O Ministério Público Estadual (MPE) instaurou, nesta terça-feira (24), um inquérito civil público a fim de investigar os gastos efetuados pelos deputados estaduais no que se refere à utilização da Cota de Despesa de Atividade Parlamentar (Codap).

No inquérito, será apurado se a execução dos custos obedeceu aos princípios constitucionais da legalidade, da legitimidade e da economicidade, que devem orientar a administração pública.

O inquérito foi motivado por reportagens veiculadas na imprensa apontando para a execução de despesas que somam R$ 4.639.000,00 em recursos públicos, referentes ao uso da verba indenizatória entre janeiro e junho deste ano.

Deste total, 63% foram gastos com combustíveis e locação de veículos, o que equivale a R$ 3 milhões, valor considerado extremamente significativo pelo Promotor de Justiça Edson Azambuja.
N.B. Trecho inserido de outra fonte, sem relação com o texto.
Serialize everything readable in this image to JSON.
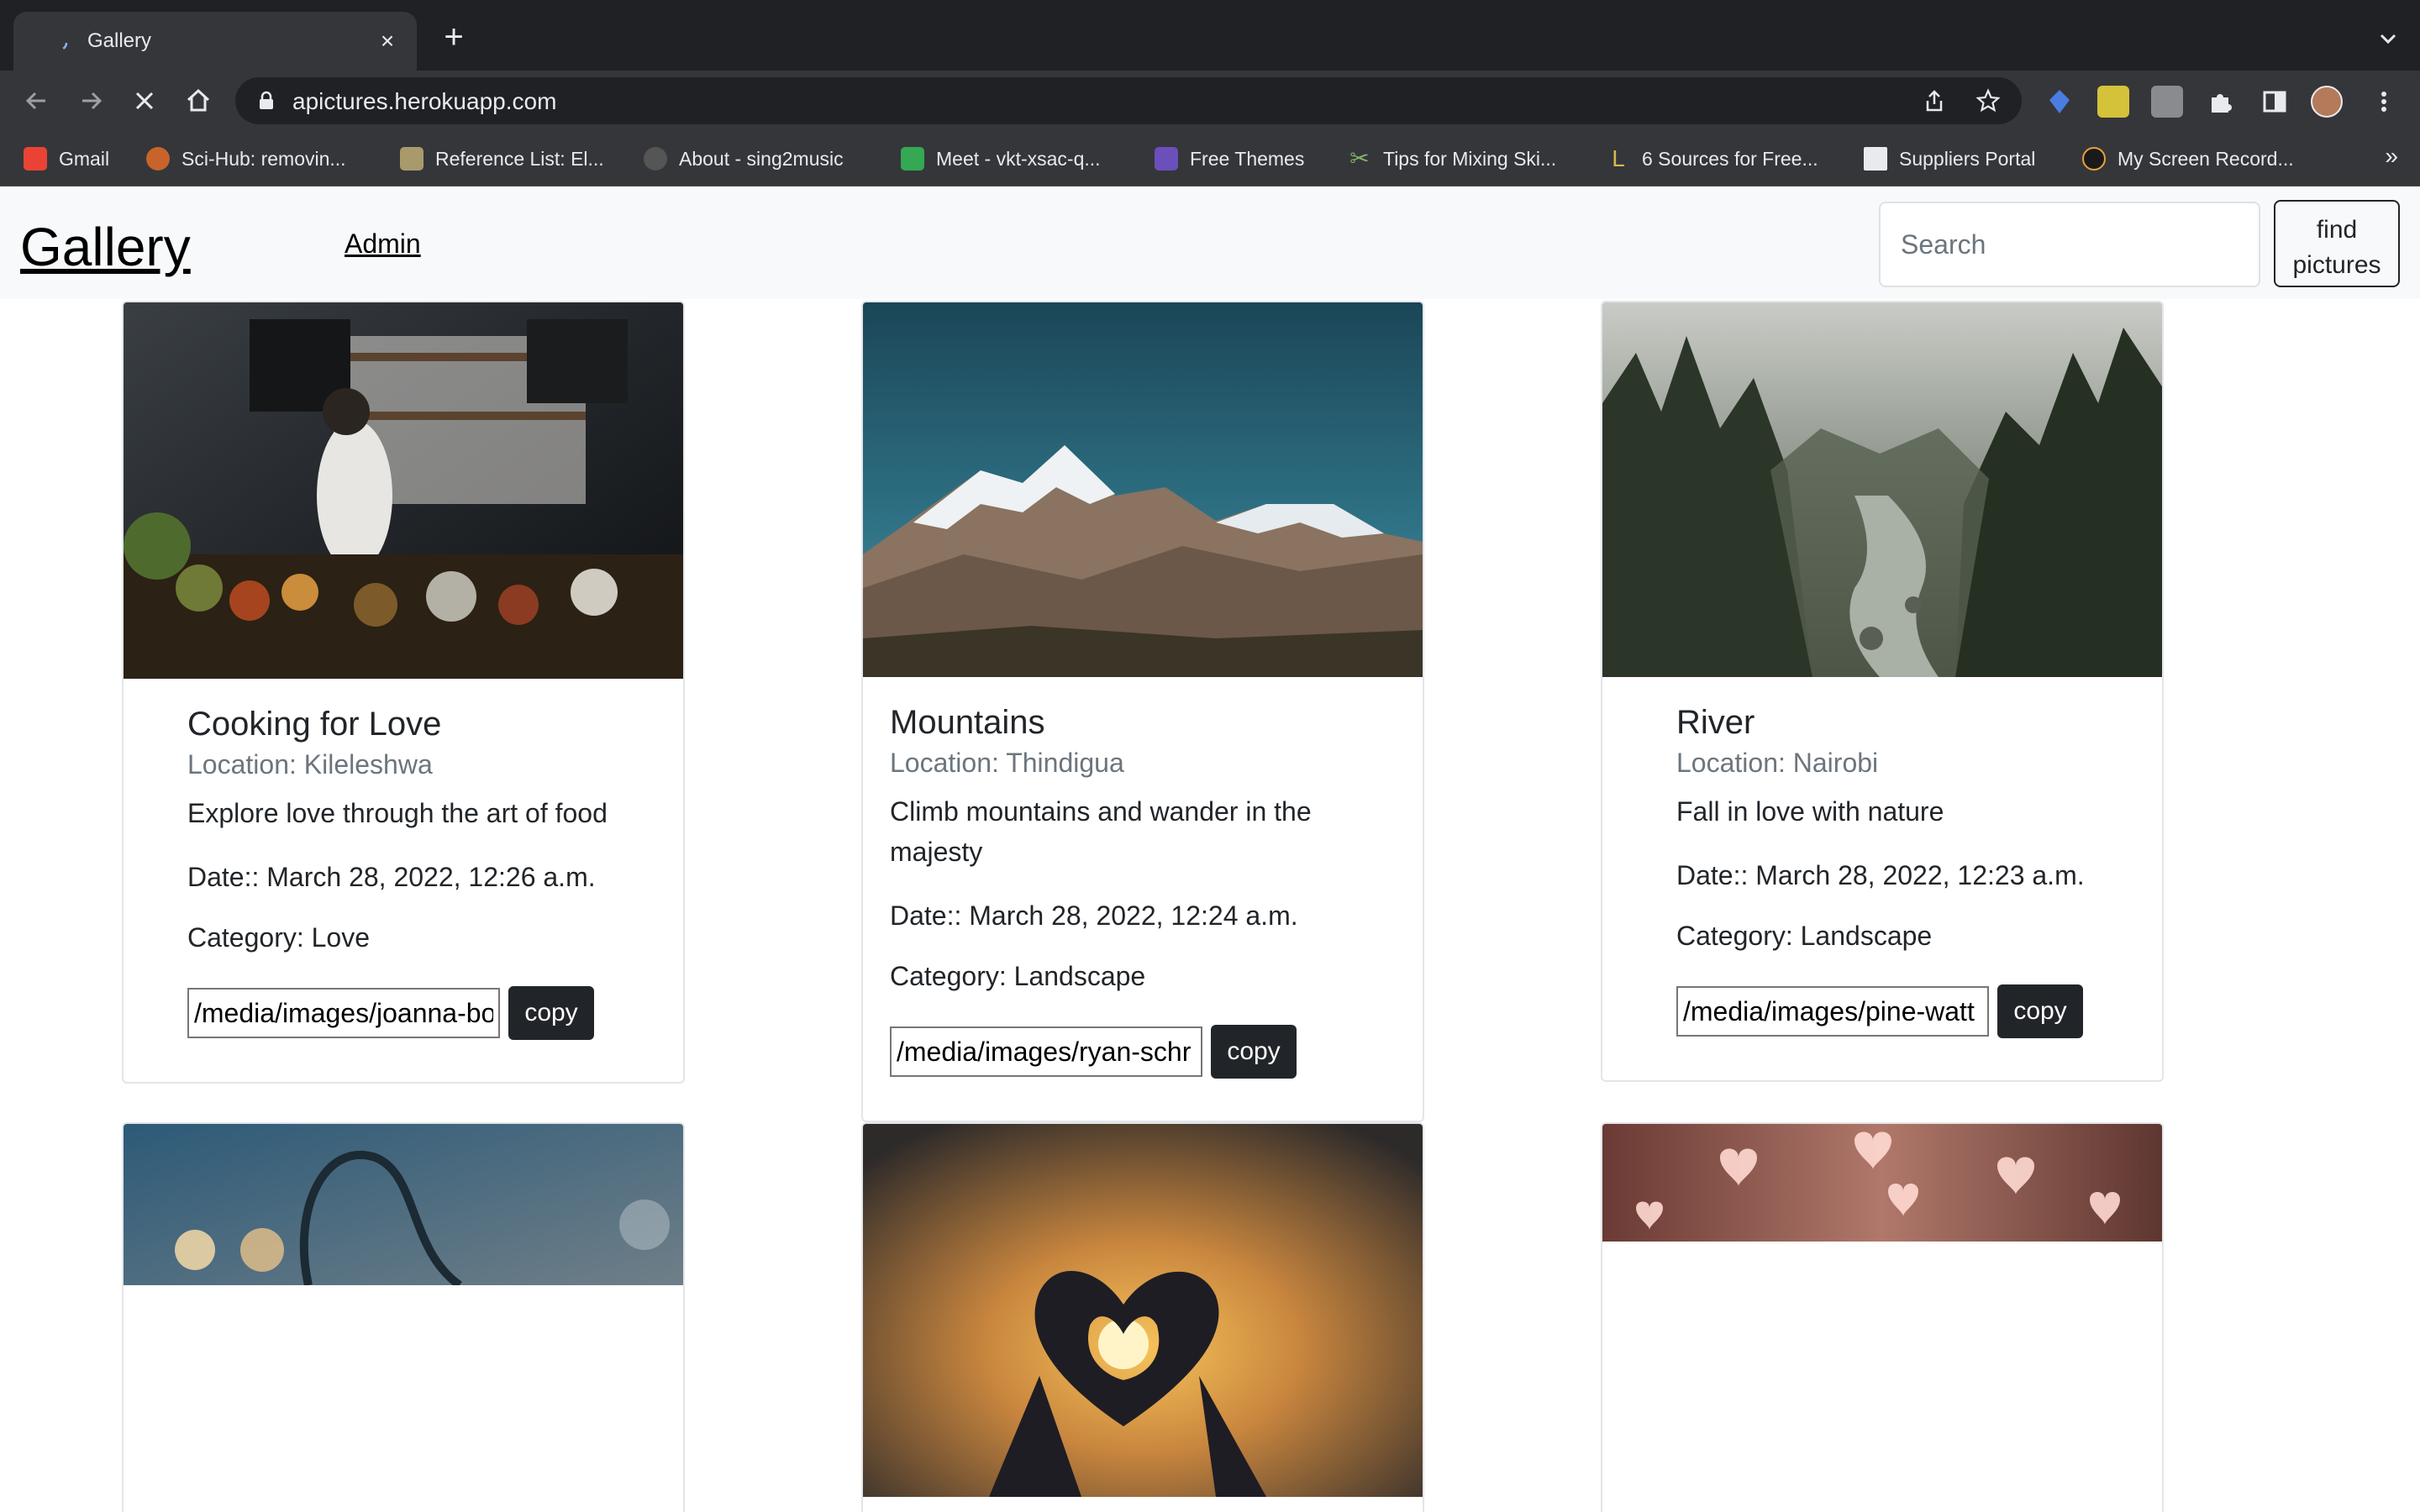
{
  "browser": {
    "tab_title": "Gallery",
    "url": "apictures.herokuapp.com",
    "bookmarks": [
      {
        "label": "Gmail",
        "icon": "gmail-icon"
      },
      {
        "label": "Sci-Hub: removin...",
        "icon": "scihub-icon"
      },
      {
        "label": "Reference List: El...",
        "icon": "purdue-icon"
      },
      {
        "label": "About - sing2music",
        "icon": "sing2music-icon"
      },
      {
        "label": "Meet - vkt-xsac-q...",
        "icon": "meet-icon"
      },
      {
        "label": "Free Themes",
        "icon": "colorlib-icon"
      },
      {
        "label": "Tips for Mixing Ski...",
        "icon": "scissors-icon"
      },
      {
        "label": "6 Sources for Free...",
        "icon": "l-icon"
      },
      {
        "label": "Suppliers Portal",
        "icon": "document-icon"
      },
      {
        "label": "My Screen Record...",
        "icon": "recorder-icon"
      }
    ],
    "more_bookmarks": "»"
  },
  "navbar": {
    "brand": "Gallery",
    "admin_link": "Admin",
    "search_placeholder": "Search",
    "find_button_line1": "find",
    "find_button_line2": "pictures"
  },
  "cards": [
    {
      "title": "Cooking for Love",
      "location": "Location: Kileleshwa",
      "description": "Explore love through the art of food",
      "date": "Date:: March 28, 2022, 12:26 a.m.",
      "category": "Category: Love",
      "path": "/media/images/joanna-bo",
      "copy_label": "copy"
    },
    {
      "title": "Mountains",
      "location": "Location: Thindigua",
      "description": "Climb mountains and wander in the majesty",
      "date": "Date:: March 28, 2022, 12:24 a.m.",
      "category": "Category: Landscape",
      "path": "/media/images/ryan-schr",
      "copy_label": "copy"
    },
    {
      "title": "River",
      "location": "Location: Nairobi",
      "description": "Fall in love with nature",
      "date": "Date:: March 28, 2022, 12:23 a.m.",
      "category": "Category: Landscape",
      "path": "/media/images/pine-watt",
      "copy_label": "copy"
    }
  ],
  "colors": {
    "chrome_dark": "#202124",
    "chrome_toolbar": "#35363a",
    "navbar_bg": "#f8f9fa",
    "button_dark": "#212529",
    "muted_text": "#6c757d"
  }
}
Conforme divulgado, parte das empresas fornecedoras possivelmente não preenche os requisitos referentes à capacidade operacional e econômica para o oferecimento dos serviços.

Ao instaurar o inquérito, o promotor de justiça Edson Azambuja determinou que devem ser requisitadas à presidência da Assembleia Legislativa, entre outras informações, cópias de todas as notas fiscais; dos eventuais recibos; dos bilhetes de passagens aéreas ou terrestres; das contas de água, luz e telefone e das demais despesas custeadas pela Codap no primeiro semestre do ano, incluindo contratação de serviços de escritórios de contabilidade e de advocacia.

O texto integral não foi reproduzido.